Importance as a butterfly nectar source:
Once established in the garden, Butterfly Milkweed plants will produce a large number of bright orange blooms that are attractive to a variety of butterflies. The large number of blooms per plant make Butterfly Milkweed an essential butterfly garden plant.
Importance as a caterpillar food source:
Like many milkweeds, Butterfly Milkweed is an important food source for Monarch caterpillars. Queens, with their southern U.S. range, also uses Butterfly Milkweed as a food source as do Soldiers whose range is restricted primarily to southern Florida and southern Texas.
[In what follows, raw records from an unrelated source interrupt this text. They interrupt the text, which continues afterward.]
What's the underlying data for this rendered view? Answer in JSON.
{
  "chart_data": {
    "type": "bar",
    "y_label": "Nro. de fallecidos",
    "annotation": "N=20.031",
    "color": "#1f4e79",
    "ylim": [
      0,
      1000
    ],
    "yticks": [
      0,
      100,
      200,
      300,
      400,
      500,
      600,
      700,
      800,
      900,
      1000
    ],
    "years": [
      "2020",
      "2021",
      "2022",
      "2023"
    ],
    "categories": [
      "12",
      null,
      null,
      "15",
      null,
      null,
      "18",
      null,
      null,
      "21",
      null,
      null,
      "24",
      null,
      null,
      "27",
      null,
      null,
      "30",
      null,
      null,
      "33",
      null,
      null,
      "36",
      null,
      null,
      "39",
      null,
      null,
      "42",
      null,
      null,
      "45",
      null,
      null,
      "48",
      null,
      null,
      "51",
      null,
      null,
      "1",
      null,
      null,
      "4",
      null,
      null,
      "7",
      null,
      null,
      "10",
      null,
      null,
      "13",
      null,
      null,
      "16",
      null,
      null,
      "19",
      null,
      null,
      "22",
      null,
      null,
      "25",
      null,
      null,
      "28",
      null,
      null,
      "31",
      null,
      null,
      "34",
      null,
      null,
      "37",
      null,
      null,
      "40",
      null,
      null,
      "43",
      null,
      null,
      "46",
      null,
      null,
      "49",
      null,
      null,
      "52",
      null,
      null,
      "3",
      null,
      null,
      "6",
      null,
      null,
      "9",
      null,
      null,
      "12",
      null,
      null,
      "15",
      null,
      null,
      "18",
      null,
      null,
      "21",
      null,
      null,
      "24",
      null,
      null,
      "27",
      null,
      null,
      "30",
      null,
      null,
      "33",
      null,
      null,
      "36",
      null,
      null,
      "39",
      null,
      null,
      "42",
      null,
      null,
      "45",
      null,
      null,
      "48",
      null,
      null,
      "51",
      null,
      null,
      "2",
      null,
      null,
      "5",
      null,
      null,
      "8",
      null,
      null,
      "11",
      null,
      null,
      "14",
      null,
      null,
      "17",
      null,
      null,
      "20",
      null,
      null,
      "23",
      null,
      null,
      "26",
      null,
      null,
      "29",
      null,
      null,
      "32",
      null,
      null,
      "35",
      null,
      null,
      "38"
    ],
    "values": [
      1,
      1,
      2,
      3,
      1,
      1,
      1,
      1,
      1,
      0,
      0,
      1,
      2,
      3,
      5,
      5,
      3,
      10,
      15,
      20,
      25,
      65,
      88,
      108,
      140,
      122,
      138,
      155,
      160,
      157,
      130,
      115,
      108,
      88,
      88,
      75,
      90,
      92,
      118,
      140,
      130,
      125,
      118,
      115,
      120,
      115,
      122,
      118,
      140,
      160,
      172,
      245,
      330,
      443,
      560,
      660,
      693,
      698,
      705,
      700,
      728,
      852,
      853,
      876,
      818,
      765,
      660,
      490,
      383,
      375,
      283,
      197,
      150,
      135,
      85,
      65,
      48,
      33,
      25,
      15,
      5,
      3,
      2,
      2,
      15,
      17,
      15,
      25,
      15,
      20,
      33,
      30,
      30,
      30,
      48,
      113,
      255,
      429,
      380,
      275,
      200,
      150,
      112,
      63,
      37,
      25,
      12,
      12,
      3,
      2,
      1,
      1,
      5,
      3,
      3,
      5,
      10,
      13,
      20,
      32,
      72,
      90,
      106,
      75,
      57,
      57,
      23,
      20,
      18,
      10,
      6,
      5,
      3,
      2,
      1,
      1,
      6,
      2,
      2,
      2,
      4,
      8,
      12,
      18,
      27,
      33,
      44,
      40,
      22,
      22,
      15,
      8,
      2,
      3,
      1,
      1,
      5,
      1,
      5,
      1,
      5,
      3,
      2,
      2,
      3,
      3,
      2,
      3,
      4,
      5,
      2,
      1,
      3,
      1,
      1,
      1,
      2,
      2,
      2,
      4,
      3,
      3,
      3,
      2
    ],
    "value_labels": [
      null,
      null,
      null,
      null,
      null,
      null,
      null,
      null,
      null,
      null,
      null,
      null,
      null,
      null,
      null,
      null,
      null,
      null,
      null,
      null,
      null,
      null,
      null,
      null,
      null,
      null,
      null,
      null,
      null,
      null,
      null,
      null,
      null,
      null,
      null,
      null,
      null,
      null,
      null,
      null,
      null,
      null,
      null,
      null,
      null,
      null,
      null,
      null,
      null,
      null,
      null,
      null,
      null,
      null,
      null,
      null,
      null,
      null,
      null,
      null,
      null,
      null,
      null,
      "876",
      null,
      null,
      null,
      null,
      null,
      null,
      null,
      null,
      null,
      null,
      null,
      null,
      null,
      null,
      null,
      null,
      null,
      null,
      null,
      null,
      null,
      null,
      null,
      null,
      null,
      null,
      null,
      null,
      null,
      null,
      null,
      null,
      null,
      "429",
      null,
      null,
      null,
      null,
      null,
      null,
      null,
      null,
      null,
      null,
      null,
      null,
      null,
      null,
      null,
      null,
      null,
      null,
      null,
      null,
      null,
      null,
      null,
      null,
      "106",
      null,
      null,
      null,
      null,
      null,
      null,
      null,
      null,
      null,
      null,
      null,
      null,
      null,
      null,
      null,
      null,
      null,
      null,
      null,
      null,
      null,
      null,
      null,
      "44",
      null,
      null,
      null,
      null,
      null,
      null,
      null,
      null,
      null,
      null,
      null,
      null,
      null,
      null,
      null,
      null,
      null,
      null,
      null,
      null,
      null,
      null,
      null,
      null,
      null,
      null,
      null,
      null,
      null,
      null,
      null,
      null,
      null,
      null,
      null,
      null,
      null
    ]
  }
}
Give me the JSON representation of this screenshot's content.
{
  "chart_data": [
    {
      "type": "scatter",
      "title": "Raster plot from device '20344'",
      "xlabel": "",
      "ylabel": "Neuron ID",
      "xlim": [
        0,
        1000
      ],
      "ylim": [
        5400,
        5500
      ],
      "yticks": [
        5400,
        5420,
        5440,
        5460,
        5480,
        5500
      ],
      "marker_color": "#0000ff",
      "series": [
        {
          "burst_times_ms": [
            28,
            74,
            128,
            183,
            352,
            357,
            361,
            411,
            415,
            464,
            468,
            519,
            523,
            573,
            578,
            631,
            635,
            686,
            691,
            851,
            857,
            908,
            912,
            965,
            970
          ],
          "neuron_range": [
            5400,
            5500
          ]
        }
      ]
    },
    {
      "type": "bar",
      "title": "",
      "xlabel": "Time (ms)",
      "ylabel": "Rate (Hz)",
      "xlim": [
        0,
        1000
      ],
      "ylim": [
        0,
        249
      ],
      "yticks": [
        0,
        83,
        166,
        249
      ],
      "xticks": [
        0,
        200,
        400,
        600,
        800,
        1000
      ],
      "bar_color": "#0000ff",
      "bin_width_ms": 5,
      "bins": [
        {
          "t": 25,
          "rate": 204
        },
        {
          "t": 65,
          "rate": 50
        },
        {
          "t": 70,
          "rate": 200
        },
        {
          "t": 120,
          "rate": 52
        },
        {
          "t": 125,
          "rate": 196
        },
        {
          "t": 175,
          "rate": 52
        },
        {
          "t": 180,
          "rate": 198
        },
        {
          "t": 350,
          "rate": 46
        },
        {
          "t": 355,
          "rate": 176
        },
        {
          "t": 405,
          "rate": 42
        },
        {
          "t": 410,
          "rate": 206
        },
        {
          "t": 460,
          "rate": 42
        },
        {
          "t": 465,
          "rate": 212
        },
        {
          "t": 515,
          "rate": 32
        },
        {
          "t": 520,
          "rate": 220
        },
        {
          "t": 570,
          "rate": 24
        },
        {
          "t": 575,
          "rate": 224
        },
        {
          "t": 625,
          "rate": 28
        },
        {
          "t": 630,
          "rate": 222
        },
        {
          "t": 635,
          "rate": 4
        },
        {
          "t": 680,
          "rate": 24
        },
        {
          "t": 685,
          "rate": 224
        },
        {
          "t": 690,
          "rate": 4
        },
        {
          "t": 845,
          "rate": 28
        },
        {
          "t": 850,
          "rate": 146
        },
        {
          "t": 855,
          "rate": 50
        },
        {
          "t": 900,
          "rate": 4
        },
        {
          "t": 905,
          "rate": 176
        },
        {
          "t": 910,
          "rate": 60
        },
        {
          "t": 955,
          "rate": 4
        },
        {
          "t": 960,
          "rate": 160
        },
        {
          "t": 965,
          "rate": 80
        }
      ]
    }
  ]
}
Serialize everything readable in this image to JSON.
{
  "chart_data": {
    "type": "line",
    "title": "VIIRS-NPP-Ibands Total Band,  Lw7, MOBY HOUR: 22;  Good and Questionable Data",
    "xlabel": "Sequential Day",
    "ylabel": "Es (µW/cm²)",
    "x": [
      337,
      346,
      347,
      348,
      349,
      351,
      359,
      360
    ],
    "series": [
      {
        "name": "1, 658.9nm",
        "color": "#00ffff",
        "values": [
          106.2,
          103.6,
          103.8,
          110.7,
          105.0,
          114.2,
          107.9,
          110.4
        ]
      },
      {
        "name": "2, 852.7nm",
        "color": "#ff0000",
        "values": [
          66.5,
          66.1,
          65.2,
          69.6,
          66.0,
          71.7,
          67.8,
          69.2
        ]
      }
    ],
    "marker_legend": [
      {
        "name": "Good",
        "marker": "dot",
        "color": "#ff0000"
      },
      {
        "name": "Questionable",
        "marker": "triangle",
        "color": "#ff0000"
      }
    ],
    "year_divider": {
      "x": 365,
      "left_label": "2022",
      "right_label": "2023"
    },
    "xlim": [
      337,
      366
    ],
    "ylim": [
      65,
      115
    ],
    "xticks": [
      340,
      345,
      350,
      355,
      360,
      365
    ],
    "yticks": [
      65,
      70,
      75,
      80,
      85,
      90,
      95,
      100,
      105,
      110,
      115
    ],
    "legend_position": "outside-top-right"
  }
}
Some research has shown that Monarch caterpillars that feed on Butterfly Milkweed are not as toxic to predators as caterpillars that feed on other milkweed species
|USDA Hardiness Zone||3 to 9|
|Bloom Period||July to August|
|Plant Height||12 to 36 inches|
|Plant Spread||24 to 36 inches|
|Soil Moisture||Average to dry|
|Animal/Disease Problems||Deer Resistant, aphids may be a problem|
Plant rating scale ranges from 0 to 3. Plants rating 3 are the most useful for butterfly gardens. For more details on the ratings, see Native Plant Ratings
Warren, NJ: visited by Coral Hairstreaks, Juniper Hairstreaks, and Great Spangled Fritillaries.
Broward, FL: self seeds, requires no care and is easily obtained in local nurseries. When plants look ragged from weather damage, cut stems back to a few inches. Cut portions of the plant can be rooted be placing the lower section in water for a number of weeks.